Established in 1949 by Phil Gersh, the company was wholly owned by the Gersh family until 2023, when a minority interest was sold to Crestview Partners, a private equity company. The agency is currently run by Leslie Siebert, as President, with Phil Gersh's sons, Bob and David, serving as co-chairs.

==History==
Gersh was founded in Beverly Hills in 1949 by Phil Gersh. He was considered one of the last links between Hollywood's Golden Age and today's corporate-owned movie business, and his clients included Humphrey Bogart, David Niven, and Richard Burton. In 1965, Phil Gersh was able to purchase the agency's Beverly Hills office with his fee for representing Robert Wise, director of The Sound of Music.

Phil Gersh gradually handed over responsibility to his two sons, Bob and David Gersh but continued to play a role in the company's management until 10 weeks before his death in 2004. Richard Arlook was working at the agency from 1990 until 2008.

In 2010, Gersh purchased literary agent Hohman, Maybank, Lieb.

In 2016, the Agency for the Performing Arts (APA) sued Gersh, alleging that Gersh had poached an APA agent who had just renewed their contract.

On 4 July 2018, Gersh notified actor James Woods by email that they would no longer represent him. Woods accused the agency of liberal political bias due to his outspoken conservative views.

In 2019, agents Roy Ashton, David Rubin, and Shan Roy came under fire after cancelling a studio meeting of a former client who had left them during the WGA/ATA conflict. In response to the immediate criticism, the agency said it was "just following protocol", which drew further ire within the industry.

In 2023, Gersh sold a 45% stake to investment firm Crestview Partners, and Leslie Siebert was named as a third co-president. Until this sale, the company had been wholly owned by the Gersh family for nearly 75 years.

In 2024, Gersh began a global expansion plan, acquiring the digital and unscripted departments of A3 Artists Agency, along with more than 25 agents, 45 additional staff members, and hundreds of clients. The company also brought in new senior executives in the Business Affairs, Communications, and HR departments, and a number of agents from other companies. In June 2024, the company announced that it had created the new role of Head of Affiliate Marketing, and was promoting staff in its digital division and elsewhere in the agency.

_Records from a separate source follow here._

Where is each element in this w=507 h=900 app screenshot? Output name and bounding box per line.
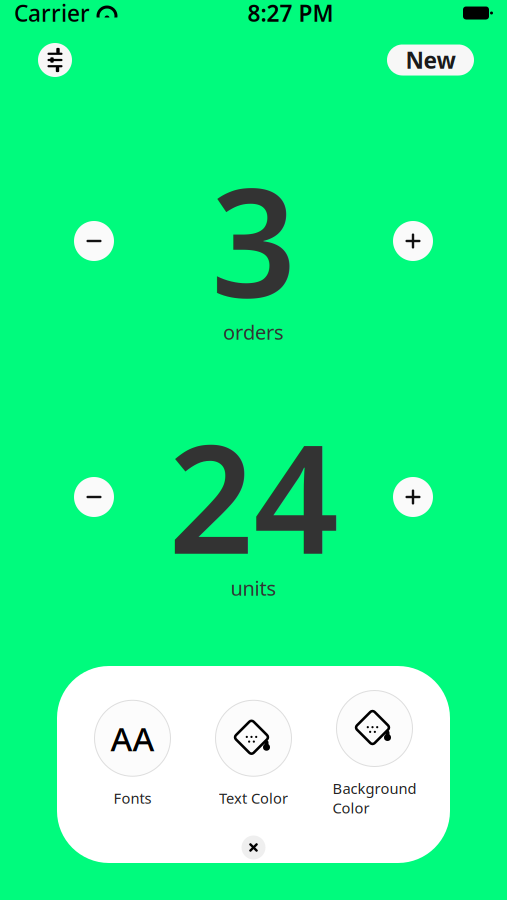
button[interactable]: Decrease <box>70 473 118 521</box>
button[interactable]: New <box>387 44 474 76</box>
button[interactable]: AA <box>72 700 193 808</box>
staticText: 3 <box>211 141 296 339</box>
staticText: Fonts <box>114 788 152 808</box>
button[interactable]: Settings <box>33 38 77 82</box>
staticText: Text Color <box>219 788 288 808</box>
staticText: orders <box>223 319 284 345</box>
staticText: 8:27 PM <box>248 0 334 28</box>
staticText: Carrier <box>14 0 90 28</box>
button[interactable]: Close <box>234 828 274 868</box>
button[interactable]: Decrease <box>70 217 118 265</box>
staticText: units <box>230 575 276 601</box>
staticText: New <box>406 45 456 75</box>
button[interactable]: Background Color <box>314 690 435 818</box>
button[interactable]: Increase <box>389 473 437 521</box>
staticText: Background Color <box>332 778 416 818</box>
button[interactable]: Text Color <box>193 700 314 808</box>
staticText: AA <box>110 716 154 760</box>
button[interactable]: Increase <box>389 217 437 265</box>
staticText: 24 <box>168 397 338 595</box>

In December 2024, Gersh acquired You First, an international sports and entertainment agency based in Madrid, acquiring its roster of clients in the sports industry. The acquisition doubled the size of Gersh, establishing its presence in offices in 14 countries, and launched the company's new Gersh Sports division. In March 2025, Tandem Sports + Entertainment rebranded as Gersh Sports, becoming the agency's basketball division and first pillar of the newly formed Gersh Sports practice.

In May 2025, the agency launched Gersh Voice to represent voice actors working in animation, podcasts, and audiobooks.

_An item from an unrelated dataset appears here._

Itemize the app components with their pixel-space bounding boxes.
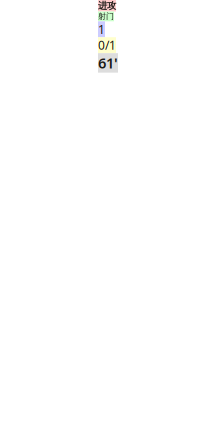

In November 2025, Gersh notified actress Dasha Nekrasova that they would no longer represent her after Nick Fuentes appeared as a guest on the podcast Red Scare which she co-hosts with Anna Khachiyan.

==Gersh Spike Lee Fellows==
In 2023, Gersh partnered with client Spike Lee and the Atlanta University Center Consortium (AUCC)—consisting of three Historically Black Colleges and Universities: Morehouse College, Spelman College, and Clark Atlanta University—to launch the Spike Fellows at Gersh program. The initiative is designed to nurture creative undergraduate students from AUCC with interest in the entertainment industry.

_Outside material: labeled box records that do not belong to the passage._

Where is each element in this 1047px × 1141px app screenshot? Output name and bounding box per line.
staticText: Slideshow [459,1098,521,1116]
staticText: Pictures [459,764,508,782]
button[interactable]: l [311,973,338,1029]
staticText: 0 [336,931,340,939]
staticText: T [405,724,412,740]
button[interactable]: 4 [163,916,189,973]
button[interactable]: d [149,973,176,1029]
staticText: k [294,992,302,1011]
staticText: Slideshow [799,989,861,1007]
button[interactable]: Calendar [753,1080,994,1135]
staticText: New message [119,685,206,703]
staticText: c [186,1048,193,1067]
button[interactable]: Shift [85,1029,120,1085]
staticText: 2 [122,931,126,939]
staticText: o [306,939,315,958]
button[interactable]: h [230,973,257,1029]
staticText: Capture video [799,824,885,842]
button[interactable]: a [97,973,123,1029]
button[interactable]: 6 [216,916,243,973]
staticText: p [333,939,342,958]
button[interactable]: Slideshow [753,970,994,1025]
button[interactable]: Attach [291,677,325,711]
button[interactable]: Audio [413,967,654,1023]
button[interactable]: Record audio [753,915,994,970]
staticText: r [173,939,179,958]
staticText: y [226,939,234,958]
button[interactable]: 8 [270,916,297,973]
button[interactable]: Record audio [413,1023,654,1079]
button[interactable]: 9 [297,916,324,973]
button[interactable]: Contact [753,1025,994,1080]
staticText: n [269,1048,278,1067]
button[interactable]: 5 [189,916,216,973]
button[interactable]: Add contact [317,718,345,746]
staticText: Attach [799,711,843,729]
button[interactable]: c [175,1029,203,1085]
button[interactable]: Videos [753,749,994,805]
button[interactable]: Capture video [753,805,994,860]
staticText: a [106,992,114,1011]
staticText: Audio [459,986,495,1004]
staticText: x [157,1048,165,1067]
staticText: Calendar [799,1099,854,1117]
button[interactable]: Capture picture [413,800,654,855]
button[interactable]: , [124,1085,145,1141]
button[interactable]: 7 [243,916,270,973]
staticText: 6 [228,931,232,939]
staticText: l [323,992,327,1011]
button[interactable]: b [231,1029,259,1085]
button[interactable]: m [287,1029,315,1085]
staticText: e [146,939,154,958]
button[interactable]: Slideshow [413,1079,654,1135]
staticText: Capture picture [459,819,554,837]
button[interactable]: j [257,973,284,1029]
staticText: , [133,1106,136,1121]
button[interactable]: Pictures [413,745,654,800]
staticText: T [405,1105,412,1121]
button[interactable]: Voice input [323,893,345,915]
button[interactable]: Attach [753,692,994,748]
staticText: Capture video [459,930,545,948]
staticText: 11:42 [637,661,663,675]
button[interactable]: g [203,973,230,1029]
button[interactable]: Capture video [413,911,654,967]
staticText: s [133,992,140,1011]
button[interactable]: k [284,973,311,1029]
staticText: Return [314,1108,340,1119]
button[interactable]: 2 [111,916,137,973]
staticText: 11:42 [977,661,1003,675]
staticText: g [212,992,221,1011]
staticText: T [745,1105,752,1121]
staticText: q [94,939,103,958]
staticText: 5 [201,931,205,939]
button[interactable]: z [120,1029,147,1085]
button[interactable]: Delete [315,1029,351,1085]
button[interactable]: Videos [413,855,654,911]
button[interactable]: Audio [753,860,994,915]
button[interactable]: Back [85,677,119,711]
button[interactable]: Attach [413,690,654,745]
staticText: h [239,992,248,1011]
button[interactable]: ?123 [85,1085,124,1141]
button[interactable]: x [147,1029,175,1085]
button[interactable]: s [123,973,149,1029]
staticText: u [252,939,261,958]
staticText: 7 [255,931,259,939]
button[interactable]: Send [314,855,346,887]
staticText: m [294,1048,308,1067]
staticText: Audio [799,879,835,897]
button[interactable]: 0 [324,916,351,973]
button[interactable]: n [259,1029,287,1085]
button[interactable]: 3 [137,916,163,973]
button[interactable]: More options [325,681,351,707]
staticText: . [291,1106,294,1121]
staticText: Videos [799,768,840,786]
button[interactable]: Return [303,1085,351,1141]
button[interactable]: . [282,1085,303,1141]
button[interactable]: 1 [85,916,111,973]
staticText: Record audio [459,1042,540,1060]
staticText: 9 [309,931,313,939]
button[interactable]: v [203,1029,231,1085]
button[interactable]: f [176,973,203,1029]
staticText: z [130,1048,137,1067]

In 2024, the second class of Spike Fellows hosted the inaugural Spike Fellows' Young Black Hollywood Mixer, a networking event for young Black people working in the industry.

==Other education partnerships==
In 2025, Gersh began cooperating with Pace University, Emerson College and the Savannah College of Art and Design on an educational initiative, "Gersh U", providing campus-based programs for college students hoping to work in the entertainment industry. Gersh also hosted a panel at the 2025 SCAD Savannah Film Festival.